Der Trend zum Bau von teuren Luxuswohnungen sorgt für Unruhe bei Immobilienunternehmen und Mietervereinen. Von den 200.000 in diesem Jahr fertiggestellten Wohnungen seien auffallend viele im hochpreisigen Segment zu finden, berichtet der Bundesverband deutscher Wohnungs- und Immobilienunternehmen ( GdW ).

Dessen Präsident Axel Gedaschko kritisierte, viel zu wenig werde für jene Gruppe von Menschen gebaut, die wenig Einkommen habe. Bei den 3.000 Mitgliedsunternehmen des GdW entstehen derzeit 43 Prozent der Wohnungen im oberen Preissegment. "Reich baut für Reich", meint Ulrich Ropertz vom Deutschen Mieterbund . Was in Deutschland fehle, sei sozialer Wohnungsbau und preiswertes Wohnen für junge Familien.

In stark nachgefragten Ballungszentren wie München könnten die Durchschnittsmieten sogar höher als zwölf Euro liegen, berichtet Sven Vogel vom Bundesverband Freier Immobilien- und Wohnungsunternehmen: "Wenn Sie neu bauen, können Sie derzeit keinen Wohnraum unter sechs Euro anbieten." Zu hoch seien Auflagen, Grundstückspreise und andere Kosten: "Den Unternehmen laufen die Kosten aus dem Ruder." Besonders in den Großstädten kommt hinzu: Auf der Suche nach einer sicheren Geldanlage drängen Investoren aus Krisenstaaten auf den Markt und treiben die Preise in die Höhe.

Gebaut wird nach Angaben des GdW vor allem in Stuttgart , München, Köln / Bonn , Hamburg , Berlin und dem Rhein-Main-Gebiet. Für Ostdeutschland dagegen diagnostizierte Gedaschko eine "Leerstandspandemie": Dort müssten jährlich 30.000 Wohnungen abgerissen werden.

"Preiswerte Bestände werden vom Markt saniert"

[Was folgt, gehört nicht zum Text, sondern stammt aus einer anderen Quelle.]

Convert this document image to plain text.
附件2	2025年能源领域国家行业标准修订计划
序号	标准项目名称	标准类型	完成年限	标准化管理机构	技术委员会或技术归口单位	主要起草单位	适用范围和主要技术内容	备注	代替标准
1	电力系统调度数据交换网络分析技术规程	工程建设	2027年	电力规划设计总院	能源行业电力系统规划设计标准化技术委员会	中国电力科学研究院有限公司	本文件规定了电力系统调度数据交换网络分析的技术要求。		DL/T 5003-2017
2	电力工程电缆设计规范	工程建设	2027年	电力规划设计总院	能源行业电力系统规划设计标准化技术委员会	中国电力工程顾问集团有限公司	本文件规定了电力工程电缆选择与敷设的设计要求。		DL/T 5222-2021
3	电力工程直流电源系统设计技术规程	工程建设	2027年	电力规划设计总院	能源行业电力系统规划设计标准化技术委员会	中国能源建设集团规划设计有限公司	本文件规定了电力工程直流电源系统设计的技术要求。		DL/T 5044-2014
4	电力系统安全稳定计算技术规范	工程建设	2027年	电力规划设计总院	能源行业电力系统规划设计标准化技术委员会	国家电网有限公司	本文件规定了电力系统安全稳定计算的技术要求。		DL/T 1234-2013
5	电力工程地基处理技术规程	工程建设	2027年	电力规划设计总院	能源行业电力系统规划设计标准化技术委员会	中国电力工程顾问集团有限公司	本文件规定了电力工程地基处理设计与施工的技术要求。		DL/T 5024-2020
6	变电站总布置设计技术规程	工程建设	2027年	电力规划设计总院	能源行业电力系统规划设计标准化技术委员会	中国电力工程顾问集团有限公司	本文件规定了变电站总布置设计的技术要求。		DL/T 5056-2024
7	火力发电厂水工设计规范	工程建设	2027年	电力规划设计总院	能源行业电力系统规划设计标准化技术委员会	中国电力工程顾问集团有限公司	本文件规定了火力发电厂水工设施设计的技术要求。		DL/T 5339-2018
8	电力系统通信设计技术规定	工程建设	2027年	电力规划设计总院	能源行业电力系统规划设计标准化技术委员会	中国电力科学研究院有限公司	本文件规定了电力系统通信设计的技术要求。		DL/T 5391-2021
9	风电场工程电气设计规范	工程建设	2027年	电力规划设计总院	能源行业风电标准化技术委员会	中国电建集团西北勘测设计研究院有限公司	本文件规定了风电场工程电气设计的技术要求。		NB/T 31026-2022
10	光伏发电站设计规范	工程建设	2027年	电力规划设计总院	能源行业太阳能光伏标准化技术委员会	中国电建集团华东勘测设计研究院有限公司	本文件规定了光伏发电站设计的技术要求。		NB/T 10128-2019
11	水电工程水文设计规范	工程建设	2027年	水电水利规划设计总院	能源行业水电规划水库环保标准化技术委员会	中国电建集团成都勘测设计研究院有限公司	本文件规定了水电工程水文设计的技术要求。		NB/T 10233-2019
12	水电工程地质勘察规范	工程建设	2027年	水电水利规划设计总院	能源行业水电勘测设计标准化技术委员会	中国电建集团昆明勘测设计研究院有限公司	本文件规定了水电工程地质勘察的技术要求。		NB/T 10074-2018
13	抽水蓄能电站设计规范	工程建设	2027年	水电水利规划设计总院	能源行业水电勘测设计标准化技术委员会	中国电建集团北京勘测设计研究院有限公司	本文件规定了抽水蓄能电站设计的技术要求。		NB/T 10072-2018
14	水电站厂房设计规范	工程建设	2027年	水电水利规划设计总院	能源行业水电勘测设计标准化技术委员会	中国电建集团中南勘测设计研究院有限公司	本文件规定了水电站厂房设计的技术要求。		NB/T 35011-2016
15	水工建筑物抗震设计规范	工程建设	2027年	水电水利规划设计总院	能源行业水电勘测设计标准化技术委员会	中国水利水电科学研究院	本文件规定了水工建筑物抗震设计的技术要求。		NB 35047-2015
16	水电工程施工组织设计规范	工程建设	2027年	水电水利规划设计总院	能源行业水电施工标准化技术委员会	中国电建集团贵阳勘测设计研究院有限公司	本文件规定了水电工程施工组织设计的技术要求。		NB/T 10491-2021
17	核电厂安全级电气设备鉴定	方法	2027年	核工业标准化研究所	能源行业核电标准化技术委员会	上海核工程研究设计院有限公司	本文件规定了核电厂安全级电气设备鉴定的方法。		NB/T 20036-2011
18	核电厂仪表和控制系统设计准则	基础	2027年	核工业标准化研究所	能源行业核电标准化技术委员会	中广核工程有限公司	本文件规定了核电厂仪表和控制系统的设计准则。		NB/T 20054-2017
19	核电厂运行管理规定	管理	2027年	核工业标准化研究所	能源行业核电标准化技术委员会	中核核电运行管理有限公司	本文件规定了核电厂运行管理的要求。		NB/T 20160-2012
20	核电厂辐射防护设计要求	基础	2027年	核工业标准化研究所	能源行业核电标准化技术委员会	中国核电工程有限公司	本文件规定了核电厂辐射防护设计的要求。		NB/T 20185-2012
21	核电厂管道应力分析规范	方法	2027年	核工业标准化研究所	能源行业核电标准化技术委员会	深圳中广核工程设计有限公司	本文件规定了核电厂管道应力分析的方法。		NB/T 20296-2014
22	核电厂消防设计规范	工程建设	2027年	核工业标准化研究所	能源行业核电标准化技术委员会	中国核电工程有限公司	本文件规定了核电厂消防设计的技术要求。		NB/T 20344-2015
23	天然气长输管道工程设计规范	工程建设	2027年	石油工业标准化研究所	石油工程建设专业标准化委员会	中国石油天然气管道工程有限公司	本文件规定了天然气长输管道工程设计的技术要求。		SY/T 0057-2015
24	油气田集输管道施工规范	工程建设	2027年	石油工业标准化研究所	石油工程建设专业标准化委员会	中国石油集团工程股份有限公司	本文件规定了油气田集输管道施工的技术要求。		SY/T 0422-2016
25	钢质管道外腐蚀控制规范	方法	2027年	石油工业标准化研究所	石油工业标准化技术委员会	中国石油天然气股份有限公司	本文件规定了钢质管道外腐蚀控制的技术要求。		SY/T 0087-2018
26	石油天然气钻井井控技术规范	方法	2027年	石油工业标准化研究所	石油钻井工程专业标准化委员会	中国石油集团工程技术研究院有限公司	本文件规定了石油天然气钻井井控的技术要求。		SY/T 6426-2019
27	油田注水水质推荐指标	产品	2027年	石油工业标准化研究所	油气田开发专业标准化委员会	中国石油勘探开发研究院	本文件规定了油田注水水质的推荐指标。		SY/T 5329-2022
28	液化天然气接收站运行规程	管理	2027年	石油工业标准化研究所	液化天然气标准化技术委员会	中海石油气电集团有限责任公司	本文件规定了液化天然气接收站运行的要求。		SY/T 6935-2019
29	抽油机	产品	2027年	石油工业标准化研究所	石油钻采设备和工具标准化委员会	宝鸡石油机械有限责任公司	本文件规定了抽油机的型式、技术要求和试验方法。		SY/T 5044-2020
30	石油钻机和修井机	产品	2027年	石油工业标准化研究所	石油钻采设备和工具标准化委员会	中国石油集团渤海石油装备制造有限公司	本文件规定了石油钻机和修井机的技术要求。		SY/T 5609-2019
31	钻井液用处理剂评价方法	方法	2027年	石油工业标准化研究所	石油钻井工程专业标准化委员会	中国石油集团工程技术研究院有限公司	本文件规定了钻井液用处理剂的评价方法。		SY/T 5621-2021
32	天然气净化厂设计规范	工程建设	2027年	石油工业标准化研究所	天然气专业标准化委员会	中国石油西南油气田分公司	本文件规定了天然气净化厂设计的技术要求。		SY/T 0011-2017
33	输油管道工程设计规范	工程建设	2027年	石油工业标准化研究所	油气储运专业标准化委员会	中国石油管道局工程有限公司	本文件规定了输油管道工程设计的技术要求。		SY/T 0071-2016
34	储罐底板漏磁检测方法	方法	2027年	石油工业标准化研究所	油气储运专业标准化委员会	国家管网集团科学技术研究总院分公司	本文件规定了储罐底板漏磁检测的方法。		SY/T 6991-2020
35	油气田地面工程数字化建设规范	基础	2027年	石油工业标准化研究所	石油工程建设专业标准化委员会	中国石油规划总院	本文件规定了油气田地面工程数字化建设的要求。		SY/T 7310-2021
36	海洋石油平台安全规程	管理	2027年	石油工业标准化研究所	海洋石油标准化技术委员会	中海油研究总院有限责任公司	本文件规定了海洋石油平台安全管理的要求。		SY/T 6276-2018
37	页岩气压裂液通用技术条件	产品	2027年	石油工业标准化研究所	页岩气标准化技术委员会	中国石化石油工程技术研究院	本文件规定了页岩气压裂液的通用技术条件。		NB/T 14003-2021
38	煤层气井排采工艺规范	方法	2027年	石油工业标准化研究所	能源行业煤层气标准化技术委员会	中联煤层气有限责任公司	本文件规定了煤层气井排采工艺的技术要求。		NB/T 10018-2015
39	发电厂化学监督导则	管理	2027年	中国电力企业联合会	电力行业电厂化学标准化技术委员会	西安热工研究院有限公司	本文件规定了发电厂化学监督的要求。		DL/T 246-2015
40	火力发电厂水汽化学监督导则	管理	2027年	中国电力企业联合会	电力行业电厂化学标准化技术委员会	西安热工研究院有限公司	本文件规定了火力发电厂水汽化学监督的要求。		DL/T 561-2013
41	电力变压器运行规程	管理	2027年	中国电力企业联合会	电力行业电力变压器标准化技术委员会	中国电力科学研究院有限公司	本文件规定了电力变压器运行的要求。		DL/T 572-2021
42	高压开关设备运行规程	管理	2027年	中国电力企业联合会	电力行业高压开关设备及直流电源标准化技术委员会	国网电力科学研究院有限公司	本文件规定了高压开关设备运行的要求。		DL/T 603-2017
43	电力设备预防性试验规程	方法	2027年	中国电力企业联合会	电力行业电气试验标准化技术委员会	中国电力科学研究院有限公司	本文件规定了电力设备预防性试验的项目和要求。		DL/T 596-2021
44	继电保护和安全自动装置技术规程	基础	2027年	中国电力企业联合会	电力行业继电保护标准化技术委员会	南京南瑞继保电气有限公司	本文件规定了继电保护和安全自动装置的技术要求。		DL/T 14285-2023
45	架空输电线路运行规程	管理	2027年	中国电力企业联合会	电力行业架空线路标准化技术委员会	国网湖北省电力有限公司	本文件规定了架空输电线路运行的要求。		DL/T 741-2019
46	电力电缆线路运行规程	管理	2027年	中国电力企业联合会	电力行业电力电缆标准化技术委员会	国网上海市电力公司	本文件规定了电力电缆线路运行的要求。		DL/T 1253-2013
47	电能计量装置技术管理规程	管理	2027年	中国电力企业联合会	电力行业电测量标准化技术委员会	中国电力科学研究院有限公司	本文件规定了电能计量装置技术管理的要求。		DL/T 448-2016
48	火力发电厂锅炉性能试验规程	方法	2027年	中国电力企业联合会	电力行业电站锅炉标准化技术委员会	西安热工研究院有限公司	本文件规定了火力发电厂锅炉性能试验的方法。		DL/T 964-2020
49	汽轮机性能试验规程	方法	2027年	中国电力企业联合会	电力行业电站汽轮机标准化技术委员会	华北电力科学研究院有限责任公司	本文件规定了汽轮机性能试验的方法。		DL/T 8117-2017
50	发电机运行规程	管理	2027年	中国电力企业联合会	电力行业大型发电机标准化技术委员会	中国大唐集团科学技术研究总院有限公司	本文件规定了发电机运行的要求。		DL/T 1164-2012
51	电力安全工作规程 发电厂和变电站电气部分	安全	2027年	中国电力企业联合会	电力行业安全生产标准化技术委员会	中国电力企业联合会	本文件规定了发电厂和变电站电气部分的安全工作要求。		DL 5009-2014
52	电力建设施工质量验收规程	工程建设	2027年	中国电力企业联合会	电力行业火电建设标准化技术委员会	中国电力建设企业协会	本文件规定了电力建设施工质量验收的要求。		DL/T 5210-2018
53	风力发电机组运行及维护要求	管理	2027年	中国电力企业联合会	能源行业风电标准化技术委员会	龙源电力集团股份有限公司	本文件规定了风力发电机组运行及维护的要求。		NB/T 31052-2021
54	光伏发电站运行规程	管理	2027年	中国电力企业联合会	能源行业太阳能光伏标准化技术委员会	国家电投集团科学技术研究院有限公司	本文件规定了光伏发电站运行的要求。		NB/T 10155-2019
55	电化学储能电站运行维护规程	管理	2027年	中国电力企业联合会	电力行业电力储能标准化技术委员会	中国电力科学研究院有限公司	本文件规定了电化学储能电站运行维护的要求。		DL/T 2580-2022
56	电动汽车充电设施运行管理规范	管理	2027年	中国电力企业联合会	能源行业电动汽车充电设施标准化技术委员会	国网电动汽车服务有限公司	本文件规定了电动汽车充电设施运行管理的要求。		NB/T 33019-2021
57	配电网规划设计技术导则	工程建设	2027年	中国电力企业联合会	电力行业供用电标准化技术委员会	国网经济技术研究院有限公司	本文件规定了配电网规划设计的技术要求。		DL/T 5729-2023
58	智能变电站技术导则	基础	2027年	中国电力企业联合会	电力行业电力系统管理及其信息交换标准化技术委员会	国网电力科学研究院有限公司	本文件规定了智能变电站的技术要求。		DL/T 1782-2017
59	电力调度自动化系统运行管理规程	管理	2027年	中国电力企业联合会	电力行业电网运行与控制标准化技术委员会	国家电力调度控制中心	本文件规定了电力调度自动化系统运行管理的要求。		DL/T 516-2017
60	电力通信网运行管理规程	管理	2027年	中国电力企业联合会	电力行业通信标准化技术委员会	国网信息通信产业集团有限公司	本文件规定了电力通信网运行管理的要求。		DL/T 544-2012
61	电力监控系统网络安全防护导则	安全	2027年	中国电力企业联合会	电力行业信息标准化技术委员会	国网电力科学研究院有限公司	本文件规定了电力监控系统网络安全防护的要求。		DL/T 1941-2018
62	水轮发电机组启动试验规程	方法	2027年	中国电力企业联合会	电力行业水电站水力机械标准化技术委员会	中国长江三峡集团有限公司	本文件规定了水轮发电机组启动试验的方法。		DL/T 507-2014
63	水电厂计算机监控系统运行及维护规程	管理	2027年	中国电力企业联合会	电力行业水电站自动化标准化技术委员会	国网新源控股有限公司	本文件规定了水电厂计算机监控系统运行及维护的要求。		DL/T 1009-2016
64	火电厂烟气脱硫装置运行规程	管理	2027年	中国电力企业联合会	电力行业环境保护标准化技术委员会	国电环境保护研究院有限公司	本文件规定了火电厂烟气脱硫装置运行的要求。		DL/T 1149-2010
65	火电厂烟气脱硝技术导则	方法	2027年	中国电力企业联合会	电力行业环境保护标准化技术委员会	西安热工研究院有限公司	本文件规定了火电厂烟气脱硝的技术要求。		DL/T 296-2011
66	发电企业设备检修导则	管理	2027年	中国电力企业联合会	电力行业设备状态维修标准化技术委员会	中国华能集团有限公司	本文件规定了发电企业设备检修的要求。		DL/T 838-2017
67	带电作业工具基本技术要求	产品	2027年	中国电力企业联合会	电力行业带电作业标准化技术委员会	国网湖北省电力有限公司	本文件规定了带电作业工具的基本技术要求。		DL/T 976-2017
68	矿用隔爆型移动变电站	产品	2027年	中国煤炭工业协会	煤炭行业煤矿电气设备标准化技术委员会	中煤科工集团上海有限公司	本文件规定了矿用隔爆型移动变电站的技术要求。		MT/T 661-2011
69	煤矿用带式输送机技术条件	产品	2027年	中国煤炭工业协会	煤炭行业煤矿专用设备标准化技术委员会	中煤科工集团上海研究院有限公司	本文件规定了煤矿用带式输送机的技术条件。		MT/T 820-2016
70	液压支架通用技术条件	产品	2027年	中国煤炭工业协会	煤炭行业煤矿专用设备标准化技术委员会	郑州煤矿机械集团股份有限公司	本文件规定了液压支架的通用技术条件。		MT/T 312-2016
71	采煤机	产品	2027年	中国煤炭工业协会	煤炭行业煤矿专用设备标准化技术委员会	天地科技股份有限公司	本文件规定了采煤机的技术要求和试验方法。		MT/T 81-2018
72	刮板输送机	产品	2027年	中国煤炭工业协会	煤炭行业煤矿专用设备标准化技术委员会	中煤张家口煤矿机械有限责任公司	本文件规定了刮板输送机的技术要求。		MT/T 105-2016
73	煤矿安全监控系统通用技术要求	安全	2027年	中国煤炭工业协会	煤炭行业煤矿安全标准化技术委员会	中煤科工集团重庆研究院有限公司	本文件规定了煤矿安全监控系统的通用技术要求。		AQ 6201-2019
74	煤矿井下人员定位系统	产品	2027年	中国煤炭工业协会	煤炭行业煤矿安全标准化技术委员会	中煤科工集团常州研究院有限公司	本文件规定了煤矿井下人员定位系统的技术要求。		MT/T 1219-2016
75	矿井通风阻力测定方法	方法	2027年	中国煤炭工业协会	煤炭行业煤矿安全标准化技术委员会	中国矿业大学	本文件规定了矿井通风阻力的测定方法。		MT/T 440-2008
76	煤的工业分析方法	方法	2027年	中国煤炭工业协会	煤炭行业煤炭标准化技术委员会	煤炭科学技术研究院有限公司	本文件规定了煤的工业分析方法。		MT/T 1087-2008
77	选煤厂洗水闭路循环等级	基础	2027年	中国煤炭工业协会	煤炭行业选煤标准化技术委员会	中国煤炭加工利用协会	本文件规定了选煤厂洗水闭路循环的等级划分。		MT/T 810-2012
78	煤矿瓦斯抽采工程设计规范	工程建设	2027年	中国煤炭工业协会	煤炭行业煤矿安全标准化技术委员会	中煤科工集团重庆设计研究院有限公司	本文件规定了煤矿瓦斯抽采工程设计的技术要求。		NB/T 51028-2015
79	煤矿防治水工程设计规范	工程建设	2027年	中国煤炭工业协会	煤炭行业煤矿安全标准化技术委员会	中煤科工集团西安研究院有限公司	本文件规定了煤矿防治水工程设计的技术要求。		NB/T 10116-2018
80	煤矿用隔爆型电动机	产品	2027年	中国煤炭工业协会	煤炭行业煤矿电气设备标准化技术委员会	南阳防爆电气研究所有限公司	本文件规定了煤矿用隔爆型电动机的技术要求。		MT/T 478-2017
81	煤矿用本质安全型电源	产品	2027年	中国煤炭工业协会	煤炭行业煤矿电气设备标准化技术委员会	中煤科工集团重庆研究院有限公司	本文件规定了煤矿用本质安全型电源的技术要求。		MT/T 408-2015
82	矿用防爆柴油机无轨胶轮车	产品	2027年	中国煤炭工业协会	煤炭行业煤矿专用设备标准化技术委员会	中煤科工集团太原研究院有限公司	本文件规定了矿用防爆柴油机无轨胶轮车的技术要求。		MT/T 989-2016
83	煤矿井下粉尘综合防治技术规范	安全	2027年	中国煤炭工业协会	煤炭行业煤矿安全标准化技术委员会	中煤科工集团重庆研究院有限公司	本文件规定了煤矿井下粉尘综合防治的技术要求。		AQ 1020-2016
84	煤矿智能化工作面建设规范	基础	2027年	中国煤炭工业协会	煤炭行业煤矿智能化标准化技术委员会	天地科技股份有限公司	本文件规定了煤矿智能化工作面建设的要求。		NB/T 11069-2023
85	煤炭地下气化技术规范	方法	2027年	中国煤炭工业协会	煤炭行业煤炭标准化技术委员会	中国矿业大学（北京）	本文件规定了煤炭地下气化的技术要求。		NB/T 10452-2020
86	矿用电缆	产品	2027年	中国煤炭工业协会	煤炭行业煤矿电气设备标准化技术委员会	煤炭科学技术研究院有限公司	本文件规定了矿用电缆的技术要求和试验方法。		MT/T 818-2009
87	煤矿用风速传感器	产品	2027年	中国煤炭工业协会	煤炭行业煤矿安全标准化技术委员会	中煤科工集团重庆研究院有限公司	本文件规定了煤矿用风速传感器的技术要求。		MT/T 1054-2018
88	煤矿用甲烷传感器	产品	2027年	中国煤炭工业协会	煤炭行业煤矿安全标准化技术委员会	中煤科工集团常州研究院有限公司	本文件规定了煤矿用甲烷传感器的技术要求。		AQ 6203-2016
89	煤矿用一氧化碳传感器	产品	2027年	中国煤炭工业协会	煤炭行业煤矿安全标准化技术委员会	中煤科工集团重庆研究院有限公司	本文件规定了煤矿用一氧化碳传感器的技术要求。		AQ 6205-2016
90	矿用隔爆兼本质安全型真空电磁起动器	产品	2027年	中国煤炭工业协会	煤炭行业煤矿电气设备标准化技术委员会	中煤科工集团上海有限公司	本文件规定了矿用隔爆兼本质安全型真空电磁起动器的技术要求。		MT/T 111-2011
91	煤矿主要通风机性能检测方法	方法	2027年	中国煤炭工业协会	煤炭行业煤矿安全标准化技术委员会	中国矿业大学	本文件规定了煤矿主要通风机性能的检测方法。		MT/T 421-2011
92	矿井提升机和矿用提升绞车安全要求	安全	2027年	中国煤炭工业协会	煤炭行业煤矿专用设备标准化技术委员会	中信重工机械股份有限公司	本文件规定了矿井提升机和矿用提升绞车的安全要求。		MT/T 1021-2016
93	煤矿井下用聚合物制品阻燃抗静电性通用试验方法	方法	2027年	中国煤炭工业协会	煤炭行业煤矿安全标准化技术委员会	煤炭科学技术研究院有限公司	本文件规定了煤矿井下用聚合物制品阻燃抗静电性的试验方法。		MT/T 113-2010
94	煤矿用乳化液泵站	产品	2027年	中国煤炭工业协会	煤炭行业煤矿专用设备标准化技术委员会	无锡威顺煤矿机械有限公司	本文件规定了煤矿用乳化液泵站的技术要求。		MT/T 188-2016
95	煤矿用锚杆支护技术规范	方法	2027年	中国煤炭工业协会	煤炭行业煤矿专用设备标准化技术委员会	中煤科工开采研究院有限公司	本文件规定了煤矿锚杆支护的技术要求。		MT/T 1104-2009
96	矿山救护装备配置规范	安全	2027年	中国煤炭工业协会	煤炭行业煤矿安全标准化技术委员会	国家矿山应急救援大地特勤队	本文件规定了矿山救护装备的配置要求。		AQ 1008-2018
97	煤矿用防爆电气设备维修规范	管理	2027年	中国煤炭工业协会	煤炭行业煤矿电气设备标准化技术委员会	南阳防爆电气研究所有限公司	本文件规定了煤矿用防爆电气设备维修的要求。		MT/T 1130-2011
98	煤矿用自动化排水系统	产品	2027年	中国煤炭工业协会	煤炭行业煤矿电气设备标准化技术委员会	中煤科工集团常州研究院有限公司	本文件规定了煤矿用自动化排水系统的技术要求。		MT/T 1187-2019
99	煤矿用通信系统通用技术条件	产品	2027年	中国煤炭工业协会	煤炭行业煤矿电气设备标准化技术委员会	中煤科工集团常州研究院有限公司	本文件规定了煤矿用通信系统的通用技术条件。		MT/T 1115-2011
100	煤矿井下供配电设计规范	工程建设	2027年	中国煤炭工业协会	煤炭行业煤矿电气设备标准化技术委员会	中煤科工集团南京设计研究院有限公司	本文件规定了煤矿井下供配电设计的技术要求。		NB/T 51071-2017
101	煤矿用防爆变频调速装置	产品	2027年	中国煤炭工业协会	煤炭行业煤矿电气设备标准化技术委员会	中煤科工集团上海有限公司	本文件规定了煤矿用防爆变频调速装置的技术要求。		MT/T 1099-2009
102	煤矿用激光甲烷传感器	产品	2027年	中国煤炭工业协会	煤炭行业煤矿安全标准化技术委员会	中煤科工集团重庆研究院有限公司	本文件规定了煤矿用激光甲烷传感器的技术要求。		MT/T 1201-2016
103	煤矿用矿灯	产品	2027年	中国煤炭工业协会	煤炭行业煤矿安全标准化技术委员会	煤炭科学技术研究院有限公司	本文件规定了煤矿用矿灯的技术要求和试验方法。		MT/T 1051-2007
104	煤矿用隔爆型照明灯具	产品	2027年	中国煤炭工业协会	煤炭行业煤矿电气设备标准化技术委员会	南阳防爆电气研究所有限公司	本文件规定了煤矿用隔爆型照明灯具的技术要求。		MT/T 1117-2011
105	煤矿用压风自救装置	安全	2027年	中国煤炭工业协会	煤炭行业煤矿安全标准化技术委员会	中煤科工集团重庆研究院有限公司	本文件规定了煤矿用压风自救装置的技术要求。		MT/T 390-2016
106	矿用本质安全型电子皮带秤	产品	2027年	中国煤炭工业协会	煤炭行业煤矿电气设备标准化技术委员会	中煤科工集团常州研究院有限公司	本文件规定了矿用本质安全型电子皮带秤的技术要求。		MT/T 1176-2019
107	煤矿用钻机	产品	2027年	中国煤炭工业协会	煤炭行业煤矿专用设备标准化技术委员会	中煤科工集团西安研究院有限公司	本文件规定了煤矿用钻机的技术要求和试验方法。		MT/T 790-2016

In Ballungszentren und Universitätsstädten werden nach Einschätzung des Deutschen Mieterbunds bis 2017 etwa 825.000 Mietwohnungen fehlen, wenn so weitergebaut werde wie bisher. "Dann werden die Mieten noch schneller steigen als bisher", sagte Verbandsdirektor Lukas Siebenkotten. Kämen noch teure energetische Modernisierungen hinzu, würden die Mieten für einen Großteil der Mieter in Deutschland nicht mehr bezahlbar sein. "Wir sanieren derzeit noch preiswerte Bestände systematisch vom Markt", warnt der GdW.

Am stärksten von der Steigerung der Mietpreise betroffen sind laut Mieterbund jene zehn Prozent der Haushalte pro Jahr, die umziehen . Oft seien dies junge Menschen, die eine Familie gründeten oder aus beruflichen Gründen den Ort wechseln, oder Studenten. Siebenkotten forderte eine gesetzliche Begrenzung von Neuvertragsmieten, die ortsübliche Mieten um maximal zehn Prozent übertreffen sollen dürften.